Dennoch waren unsere Patienten danach erleichtert und würden schmerzfrei werden. Neben dem Zähneziehen war die Füllungstherapie der zweite Bestandteil unseres Praxisalltags. Frontzahnfüllungen oder trocken zu legende Läsionen im Seitenzahngebiet konnten wir gut mit Adhäsivsystem und Komposit versorgen. Die weitaus häufigeren tiefen Kavitäten füllten wir dann mit Amalgam, das vor allem unter erschwerten Arbeitsbedingungen wie auf der Isla eine bessere Prognose als der Kunststoff hat. Nicht zuletzt gab es auch einige Patienten, die eine „limpieza“ - eine Zahnreinigung wünschten. So konnten wir ihnen mit unserem Ultraschallgerät Erleichterung von den Zahnsteinwänden schaffen. Gegen 18 Uhr, häufiger auch länger, schlossen wir nach dem Putzen unsere Praxis und liefen wieder zurück, diesmal bergab, zu unserem Hostel. Dort machten wir uns gemütliche Abende, verpflegt von Sol‘s Abendessen. Ohne jegliche Internet- und Handyverbindung bestanden unser Feierabend vor allem aus Lesen und Beisammensitzen ehe man früh ins Bett ging. An den Wochenenden war unsere Praxis Samstags geöffnet und Sonntag war unser freier Tag. So war an diesen Tagen Zeit, die Insel kennen zu lernen. Das geschah vor allem im Wandern, entweder machten wir eine Tagestour über den „Inkapfad“, auf dem man an bedeutenden Stätten des Inkamythos, wie dem Sonnentempel vorbeikommt. Oder wir besuchten die Nachbarorte, die teilweise weitaus touristischer waren als unser kleines Örtchen, und genossen einen Nachmittag in einem Restaurant.

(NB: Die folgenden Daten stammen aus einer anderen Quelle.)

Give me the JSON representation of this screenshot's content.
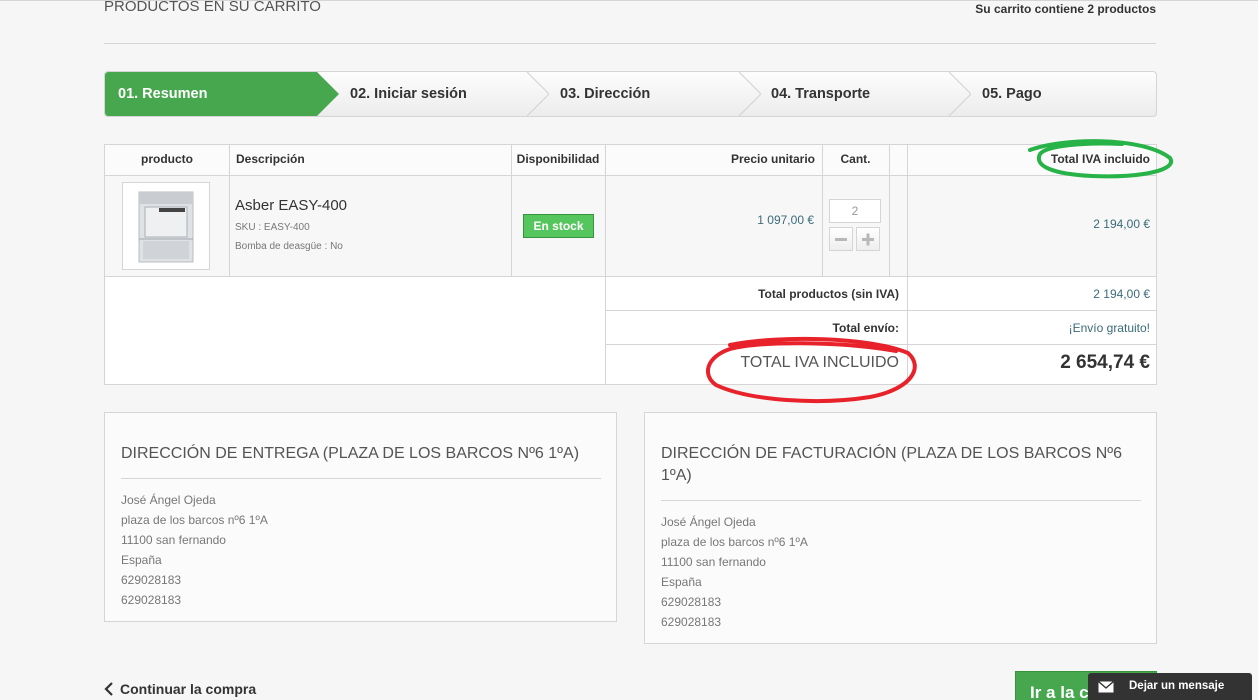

Nach unserer Famulatur verließen wir Anfang September die Insel und unsere Reisegruppe trennte sich, entweder nach Santa Cruz und in die Heimat oder zur Weiterreise in Richtung Peru - wie wir drei Studentinnen.

Insgesamt ist zu sagen, dass wir eine sehr schöne Zeit auf der Isla del Sol hatten. Wir wurden sowohl in Sachen Prophylaxe geschult und die Bedeutung der Aufklärung - insbesondere in Entwicklungsländern - bekam dadurch für uns eine ganz andere Rolle. Auf der anderen Seite lernten wir im Praxisalltag viel in Sachen Therapieentscheidung und - behandlung, Extraktionen und Füllungstherapie, was uns für die nächsten Semester und vor allem für den späteren Praxisalltag von großer Hilfe sein wird.